Gisèle Halimi, fer de lance de la
dépénalisation de l’avortement en France:
"La loi dépénalisant l’avortement a totalement changé la vie des femmes.
Je pense que le droit pour une femme de s’appartenir, d’avoir un corps à
elle, conditionne tous les autres combats de libération. C’est un leurre
de parler d’indépendance économique ou culturelle si une femme ne commence
pas par s’appartenir et par ne plus être esclave de la fatalité."
Pas toujours un
drame
Je crois que l’avortement n’est pas toujours un drame pour une femme et
je crois que ce n’est pas autre chose qu’un moyen – peut-être de dernier
recours – d’éviter de mettre au monde un enfant non voulu. Cela dépend de
beaucoup de facteurs trop nombreux à citer.
Quand la contraception a échoué ou n’a pas été utilisée et une femme tombe
enceinte, avorter dans les premières semaines est un acte médical simple.
Pourvu que le personnel soit sympathique, compétent et respectueux de la
femme qui a fait ce choix, il n’y a pas de raison que ce soit un drame.
L’avortement peut être un drame et une des
raisons pour cela c’est l’immense poids de culpabilité que la femme subit
à l’idée quelle a "péché".
Heureusement, de plus en plus de femmes osent parler librement de leurs
expériences et voient suffisamment clair pour savoir que cette culpabilité
est mal placée. Une attitude bien plus responsable et honnête, c’est de se
dire que mettre au monde un enfant qui n’est pas voulu, en ce moment
précis, mène souvent à un drame à vie.
Nous avons beaucoup de difficulté de reconnaître que les femmes qui
choisissent l’avortement et n’en souffrent pas un drame, ne sont ni des
monstres, ni des démons, ni des insensibles, ni des "sans-coeur" –
simplement des êtres humains qui ont réfléchi calmement et ont pris une
décision raisonnée pour le plus grand bien d’elles-mêmes, de leurs
partenaires, de leurs enfants déjà nés et de la communauté.
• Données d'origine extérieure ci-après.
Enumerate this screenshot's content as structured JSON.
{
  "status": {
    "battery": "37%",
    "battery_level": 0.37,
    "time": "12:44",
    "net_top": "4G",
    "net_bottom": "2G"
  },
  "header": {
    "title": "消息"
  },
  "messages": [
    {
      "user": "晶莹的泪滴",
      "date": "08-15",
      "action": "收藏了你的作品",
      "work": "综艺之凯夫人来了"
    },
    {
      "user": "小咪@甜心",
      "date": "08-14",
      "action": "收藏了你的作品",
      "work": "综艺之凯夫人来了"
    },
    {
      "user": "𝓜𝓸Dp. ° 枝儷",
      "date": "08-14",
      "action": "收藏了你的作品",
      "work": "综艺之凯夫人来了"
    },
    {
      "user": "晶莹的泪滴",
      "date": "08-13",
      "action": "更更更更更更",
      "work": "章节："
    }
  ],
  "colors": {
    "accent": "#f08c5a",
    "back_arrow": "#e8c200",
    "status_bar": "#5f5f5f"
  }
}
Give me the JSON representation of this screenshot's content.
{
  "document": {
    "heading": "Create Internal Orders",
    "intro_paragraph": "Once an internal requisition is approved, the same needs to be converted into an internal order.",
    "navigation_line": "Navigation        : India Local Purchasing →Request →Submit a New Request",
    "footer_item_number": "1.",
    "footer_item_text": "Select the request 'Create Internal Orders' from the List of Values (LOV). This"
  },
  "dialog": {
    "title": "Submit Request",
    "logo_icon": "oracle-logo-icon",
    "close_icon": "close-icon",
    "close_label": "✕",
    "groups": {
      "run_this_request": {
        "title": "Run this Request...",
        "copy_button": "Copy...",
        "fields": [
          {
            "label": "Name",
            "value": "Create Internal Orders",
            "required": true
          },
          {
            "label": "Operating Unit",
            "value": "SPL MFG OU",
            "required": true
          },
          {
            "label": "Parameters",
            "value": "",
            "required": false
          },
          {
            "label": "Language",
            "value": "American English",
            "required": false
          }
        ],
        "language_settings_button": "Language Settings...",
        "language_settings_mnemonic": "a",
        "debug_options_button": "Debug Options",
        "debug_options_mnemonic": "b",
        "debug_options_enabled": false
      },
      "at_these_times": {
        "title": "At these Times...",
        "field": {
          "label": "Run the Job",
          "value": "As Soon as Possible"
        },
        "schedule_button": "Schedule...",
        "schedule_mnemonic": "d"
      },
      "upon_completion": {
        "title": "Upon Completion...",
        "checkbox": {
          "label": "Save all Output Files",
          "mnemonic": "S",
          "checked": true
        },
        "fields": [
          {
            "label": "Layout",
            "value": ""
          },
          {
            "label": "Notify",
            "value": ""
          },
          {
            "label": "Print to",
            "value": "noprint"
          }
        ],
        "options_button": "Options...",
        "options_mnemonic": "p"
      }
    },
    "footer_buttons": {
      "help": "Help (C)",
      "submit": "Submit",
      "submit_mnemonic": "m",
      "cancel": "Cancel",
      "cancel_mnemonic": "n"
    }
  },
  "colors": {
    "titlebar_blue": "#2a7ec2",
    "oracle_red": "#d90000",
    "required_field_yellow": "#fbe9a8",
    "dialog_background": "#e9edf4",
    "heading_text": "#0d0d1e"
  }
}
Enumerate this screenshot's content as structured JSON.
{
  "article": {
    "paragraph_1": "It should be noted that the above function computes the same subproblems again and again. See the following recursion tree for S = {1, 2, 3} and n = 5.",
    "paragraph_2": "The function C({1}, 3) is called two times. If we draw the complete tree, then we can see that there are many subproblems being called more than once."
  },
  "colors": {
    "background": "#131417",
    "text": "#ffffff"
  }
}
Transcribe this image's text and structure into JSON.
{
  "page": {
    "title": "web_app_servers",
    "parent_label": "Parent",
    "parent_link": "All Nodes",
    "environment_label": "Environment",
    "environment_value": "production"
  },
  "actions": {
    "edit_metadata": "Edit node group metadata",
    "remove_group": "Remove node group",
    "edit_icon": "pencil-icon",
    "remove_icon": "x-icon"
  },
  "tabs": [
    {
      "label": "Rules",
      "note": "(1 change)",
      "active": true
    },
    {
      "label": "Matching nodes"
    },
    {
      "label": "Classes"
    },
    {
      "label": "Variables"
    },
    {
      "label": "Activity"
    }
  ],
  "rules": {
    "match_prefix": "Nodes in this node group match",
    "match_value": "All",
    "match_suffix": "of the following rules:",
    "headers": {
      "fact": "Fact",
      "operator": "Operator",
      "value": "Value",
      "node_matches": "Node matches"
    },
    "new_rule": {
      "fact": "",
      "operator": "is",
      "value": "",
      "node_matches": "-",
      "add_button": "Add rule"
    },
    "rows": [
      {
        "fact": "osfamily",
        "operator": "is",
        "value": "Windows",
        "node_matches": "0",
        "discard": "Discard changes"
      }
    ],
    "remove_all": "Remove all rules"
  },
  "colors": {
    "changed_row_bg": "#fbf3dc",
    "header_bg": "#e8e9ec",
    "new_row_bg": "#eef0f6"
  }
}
Alison Katz, dans "Le Courrier", 29.8.95
Jean-Claude Cornu, Conseiller aux
Etats radical
"La femme vit, souffre, ressent,
subit ou se réjouit d’une grossesse. C’est elle qui en assumera ou en
subira les conséquences. La décision d’un avortement lui appartient. Cette
décision terrible, la femme ne la prendra pas sans référence à ses valeurs
profondes. La société peut respecter ce libre arbitre, tout en s’assurant
que la femme ne soit pas laissée seule face à sa décision. La loi y
pourvoit… un peu. La société civile peut faire le reste."